There’s just no point in trying to crack jokes when writing about Groucho, because the effort only reminds you how much funnier he was. You can read two hilarious interviews with him from his later years on Roger Ebert’s website, one from 1970 and the other from 1972. They were probably the easiest things Ebert ever wrote, consisting almost entirely of transcriptions interrupted by the occasional note explaining who the person is that just walked in the room to be insulted.
Celebrate the day by watching Duck Soup, the funniest Marx Brothers movie, and therefore a prime candidate for the funniest movie ever made. (Don’t listen to anyone who tries to tell you that A Night at the Opera is funnier.) Or, if you’re stuck at work and surfing the net, consider this dip into ocean of memorable Groucho quotes and insults (my favorites from a much longer list at Wikiquote):
• I have nothing but respect for you, and not much of that.
• Those are my principles. If you don’t like them I have others.
• Ever since they found out that Lassie was a boy, the public has believed the worst about Hollywood.
• Outside of a dog, a book is man’s best friend. Inside of a dog, it’s too dark to read.
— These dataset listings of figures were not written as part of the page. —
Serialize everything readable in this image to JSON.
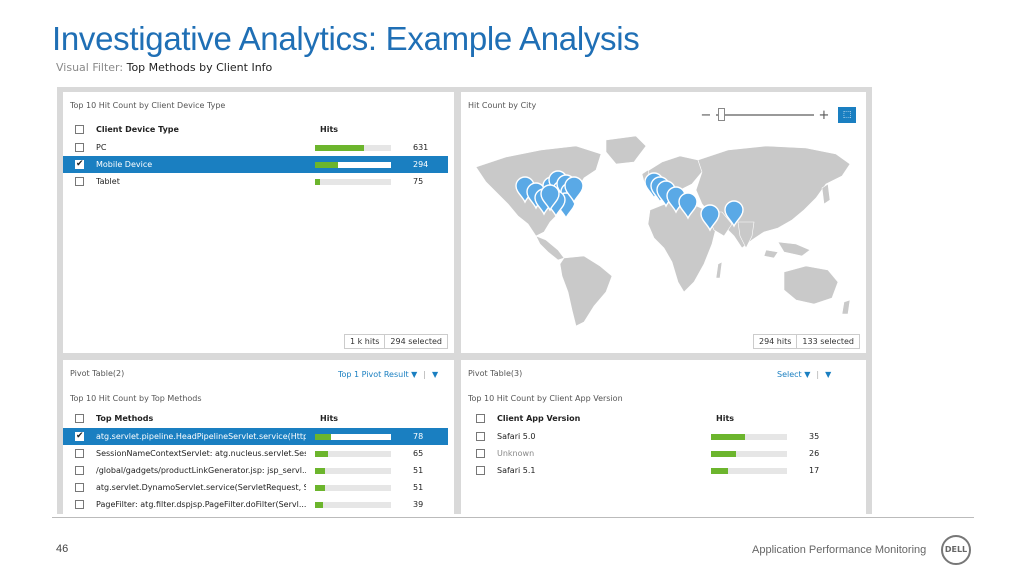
{
  "slide": {
    "title": "Investigative Analytics: Example Analysis",
    "subtitle_label": "Visual Filter:",
    "subtitle_value": "Top Methods by Client Info",
    "page_number": "46",
    "footer": "Application Performance Monitoring",
    "logo": "D€LL"
  },
  "device_panel": {
    "title": "Top 10 Hit Count by Client Device Type",
    "col_name": "Client Device Type",
    "col_hits": "Hits",
    "rows": [
      {
        "name": "PC",
        "hits": "631",
        "fraction": 0.64,
        "selected": false
      },
      {
        "name": "Mobile Device",
        "hits": "294",
        "fraction": 0.3,
        "selected": true
      },
      {
        "name": "Tablet",
        "hits": "75",
        "fraction": 0.07,
        "selected": false
      }
    ],
    "footer_hits": "1 k hits",
    "footer_selected": "294 selected"
  },
  "city_panel": {
    "title": "Hit Count by City",
    "zoom_minus": "−",
    "zoom_plus": "+",
    "select_icon": "⬚",
    "footer_hits": "294 hits",
    "footer_selected": "133 selected"
  },
  "methods_panel": {
    "title": "Pivot Table(2)",
    "control": "Top 1 Pivot Result ▼",
    "control_sep": "|",
    "menu_icon": "▼",
    "subtitle": "Top 10 Hit Count by Top Methods",
    "col_name": "Top Methods",
    "col_hits": "Hits",
    "rows": [
      {
        "name": "atg.servlet.pipeline.HeadPipelineServlet.service(Http...",
        "hits": "78",
        "fraction": 0.21,
        "selected": true
      },
      {
        "name": "SessionNameContextServlet: atg.nucleus.servlet.Sessi...",
        "hits": "65",
        "fraction": 0.17,
        "selected": false
      },
      {
        "name": "/global/gadgets/productLinkGenerator.jsp: jsp_servl...",
        "hits": "51",
        "fraction": 0.13,
        "selected": false
      },
      {
        "name": "atg.servlet.DynamoServlet.service(ServletRequest, Se...",
        "hits": "51",
        "fraction": 0.13,
        "selected": false
      },
      {
        "name": "PageFilter: atg.filter.dspjsp.PageFilter.doFilter(Servl...",
        "hits": "39",
        "fraction": 0.1,
        "selected": false
      }
    ]
  },
  "app_panel": {
    "title": "Pivot Table(3)",
    "control": "Select ▼",
    "control_sep": "|",
    "menu_icon": "▼",
    "subtitle": "Top 10 Hit Count by Client App Version",
    "col_name": "Client App Version",
    "col_hits": "Hits",
    "rows": [
      {
        "name": "Safari 5.0",
        "hits": "35",
        "fraction": 0.45,
        "dim": false
      },
      {
        "name": "Unknown",
        "hits": "26",
        "fraction": 0.33,
        "dim": true
      },
      {
        "name": "Safari 5.1",
        "hits": "17",
        "fraction": 0.22,
        "dim": false
      }
    ]
  },
  "colors": {
    "title_blue": "#1f6fb5",
    "selection_blue": "#1a7fc1",
    "bar_green": "#6cb52d",
    "marker_blue": "#5aa9e6",
    "land_gray": "#c9c9c9"
  }
}
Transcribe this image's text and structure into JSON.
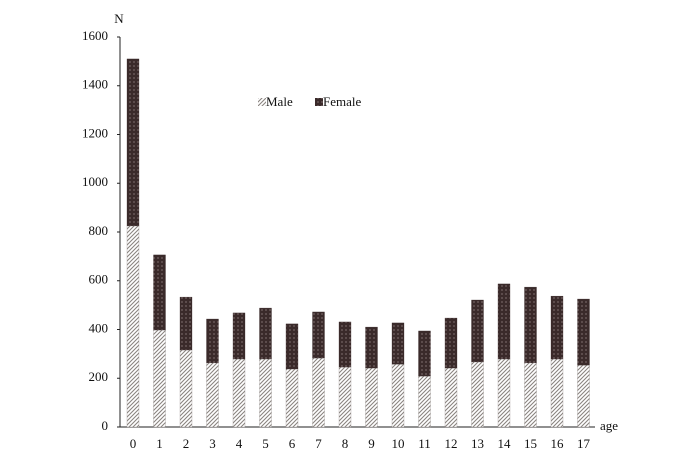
{
  "chart_data": {
    "type": "stacked_bar",
    "y_label": "N",
    "x_label": "age",
    "categories": [
      "0",
      "1",
      "2",
      "3",
      "4",
      "5",
      "6",
      "7",
      "8",
      "9",
      "10",
      "11",
      "12",
      "13",
      "14",
      "15",
      "16",
      "17"
    ],
    "series": [
      {
        "name": "Male",
        "color": "#8a8480",
        "pattern": "hatch",
        "values": [
          825,
          398,
          316,
          263,
          279,
          279,
          238,
          283,
          246,
          242,
          258,
          209,
          242,
          267,
          279,
          263,
          279,
          254
        ]
      },
      {
        "name": "Female",
        "color": "#3a2a2a",
        "pattern": "dots",
        "values": [
          685,
          308,
          217,
          180,
          189,
          209,
          185,
          189,
          185,
          168,
          169,
          185,
          205,
          254,
          308,
          311,
          258,
          271
        ]
      }
    ],
    "ylim": [
      0,
      1600
    ],
    "yticks": [
      0,
      200,
      400,
      600,
      800,
      1000,
      1200,
      1400,
      1600
    ],
    "grid": false,
    "legend": "top"
  }
}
• Whatever it is, I’m against it!
• I married your mother because I wanted children. Imagine my disappointment when you arrived.
• You’ve got the brain of a four-year-old boy, and I’ll bet he was glad to get rid of it.
• Why, I’d horse-whip you if I had a horse.
• I bet your father spent the first year of your life throwing rocks at the stork.
• Do infants have as much fun in infancy as adults do in adultery?
• I didn’t like the play, but then I saw it under adverse conditions — the curtain was up.
• I don’t care to belong to a club that accepts people like me as members.
• I’ve had a perfectly wonderful evening. But this wasn’t it.
• My mother loved children. She would have given anything if I had been one.
• Now, there’s a man with an open mind. You can feel the breeze from here.
• The secret of success is honesty and fair dealing. If you can fake those, you’ve got it made.